Echoes of Lebanon’s civil war seen in aftermath of Beirut blast

Doctors without Borders head says hospitals now have handle on treating patients thanks to triage experience, calls for provisioning of food and shelter for the destitute

A woman is wheeled into a hospital following an explosion in the Lebanese capital Beirut on August 4, 2020. (Ibrahim Amro/AFP)
A woman is wheeled into a hospital following an explosion in the Lebanese capital Beirut on August 4, 2020. (Ibrahim Amro/AFP)

PARIS, France — With some 300,000 people left homeless by the massive explosion in Beirut, and fears of food and medicine shortages, Doctors Without Borders on Thursday likened the humanitarian fallout to that of Lebanon’s civil war.

Doctors Without Borders (also known as Description
Médecins Sans Frontières, or MSF) president Mego Terzian told AFP that after the initial rush to treat the injured, the next priority would be to provide food and shelter for the destitute.

“Another priority will be taking care of people with chronic illnesses, those with cancer, HIV or respiratory diseases such as asthma, given the risk of an interruption of drug supplies,” he said.

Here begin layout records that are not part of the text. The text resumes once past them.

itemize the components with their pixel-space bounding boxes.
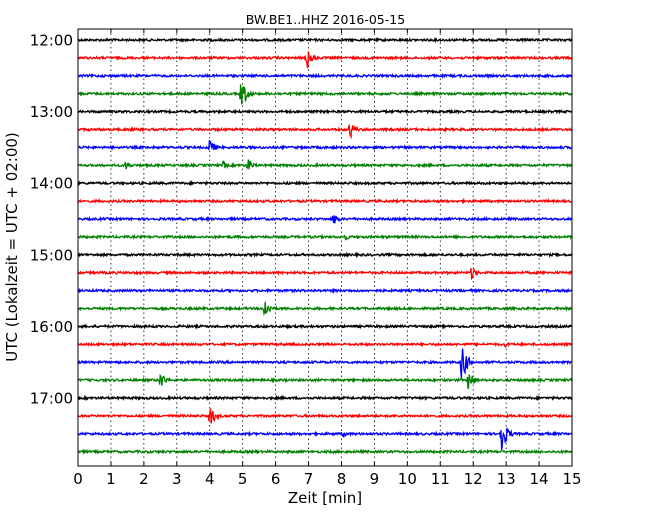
x-tick-label: 9 — [370, 470, 380, 488]
x-tick-label: 5 — [238, 470, 248, 488]
x-axis: 0 1 2 3 4 5 6 7 8 9 10 11 12 13 14 15 — [73, 29, 582, 488]
trace-1730-blue — [77, 427, 573, 451]
trace-1230-blue — [77, 72, 573, 80]
y-tick-label: 16:00 — [30, 318, 73, 336]
chart-title: BW.BE1..HHZ 2016-05-15 — [246, 12, 405, 27]
trace-1515-red — [77, 267, 573, 281]
y-axis-label: UTC (Lokalzeit = UTC + 02:00) — [3, 132, 21, 362]
trace-1245-green — [77, 84, 573, 105]
trace-1200-black — [77, 36, 573, 44]
x-tick-label: 11 — [431, 470, 450, 488]
x-tick-label: 8 — [337, 470, 347, 488]
trace-1445-green — [77, 233, 572, 241]
trace-1700-black — [77, 394, 573, 402]
y-tick-label: 17:00 — [30, 390, 73, 408]
y-tick-label: 14:00 — [30, 175, 73, 193]
trace-1630-blue — [77, 348, 572, 379]
trace-1600-black — [77, 323, 573, 330]
x-tick-label: 0 — [73, 470, 83, 488]
x-tick-label: 1 — [106, 470, 116, 488]
trace-1530-blue — [77, 287, 573, 294]
traces — [77, 36, 573, 455]
y-tick-label: 13:00 — [30, 103, 73, 121]
x-tick-label: 6 — [271, 470, 281, 488]
x-tick-label: 10 — [398, 470, 417, 488]
trace-1545-green — [77, 301, 573, 316]
trace-1345-green — [77, 159, 573, 170]
x-axis-label: Zeit [min] — [288, 489, 362, 507]
trace-1400-black — [77, 179, 572, 187]
trace-1215-red — [77, 51, 573, 69]
trace-1430-blue — [77, 215, 573, 224]
trace-1615-red — [77, 341, 573, 348]
trace-1300-black — [77, 108, 573, 115]
trace-1500-black — [77, 251, 573, 259]
plot-frame — [77, 28, 573, 467]
x-tick-label: 15 — [562, 470, 581, 488]
trace-1315-red — [77, 123, 573, 140]
x-tick-label: 12 — [464, 470, 483, 488]
x-tick-label: 14 — [530, 470, 549, 488]
x-tick-label: 4 — [205, 470, 215, 488]
trace-1645-green — [77, 373, 573, 390]
x-tick-label: 7 — [304, 470, 314, 488]
x-tick-label: 3 — [172, 470, 182, 488]
x-tick-label: 2 — [139, 470, 149, 488]
trace-1415-red — [77, 197, 572, 205]
y-tick-label: 15:00 — [30, 246, 73, 264]
x-tick-label: 13 — [497, 470, 516, 488]
trace-1715-red — [77, 408, 573, 424]
y-tick-label: 12:00 — [30, 32, 73, 50]
trace-1745-green — [77, 448, 572, 455]
trace-1330-blue — [77, 140, 572, 151]
y-axis: 12:00 13:00 14:00 15:00 16:00 17:00 — [30, 32, 572, 408]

Terzian said warehouses storing medicines and vaccines in the port of Beirut were damaged in Tuesday’s monster blast.

The provisional death toll stood at 137, but with dozens missing and 5,000 wounded the number of victims was expected to rise as rescue workers continued to comb through the rubble.

Three hospitals in the Achrafieh neighborhood of central Beirut, including one with 1,100 beds, were damaged in the blast.

“The dialysis center, which was the biggest in the country, was completely destroyed,” Terzian said.

Volunteers carrying brooms and other equipment arrive on Gouraud street in the Gemayzeh neighborhood of Beirut on August 6, 2020, to clear debris from the massive explosion that shook the Lebanese capital. (Anwar Amro/AFP)

But hospitals that were quickly overrun on Tuesday, with overflowing emergency rooms, had a handle on the situation by Wednesday with many injured transferred outside Beirut, he added.

“Lebanese healthcare workers, especially those with experience of the civil war, were able to triage the emergency rooms very quickly and prioritize those patients who had to go to the operating rooms,” he said.

A soldier walks at the site of the massive explosion at the port of Beirut, on August 6, 2020. (Thibault Camus/Pool/AFP)

Terzian said Qatar, Kuwait and Jordan were sending field hospitals, and attempts were being made to guarantee supplies of basic medicines such as antibiotics, painkillers and blood bags.

The blast sowed destruction like that caused by the country’s 1975-1990 civil war, leveling buildings several hundred meters (yards) away.

“We lived difficult and similar experiences during the Lebanese war,” Terzian said.

Bombings of gasoline warehouses near the port had yielded “similar scenes — the city was completely devastated, people were wandering the streets, wounded, desperate, without knowing where to go.”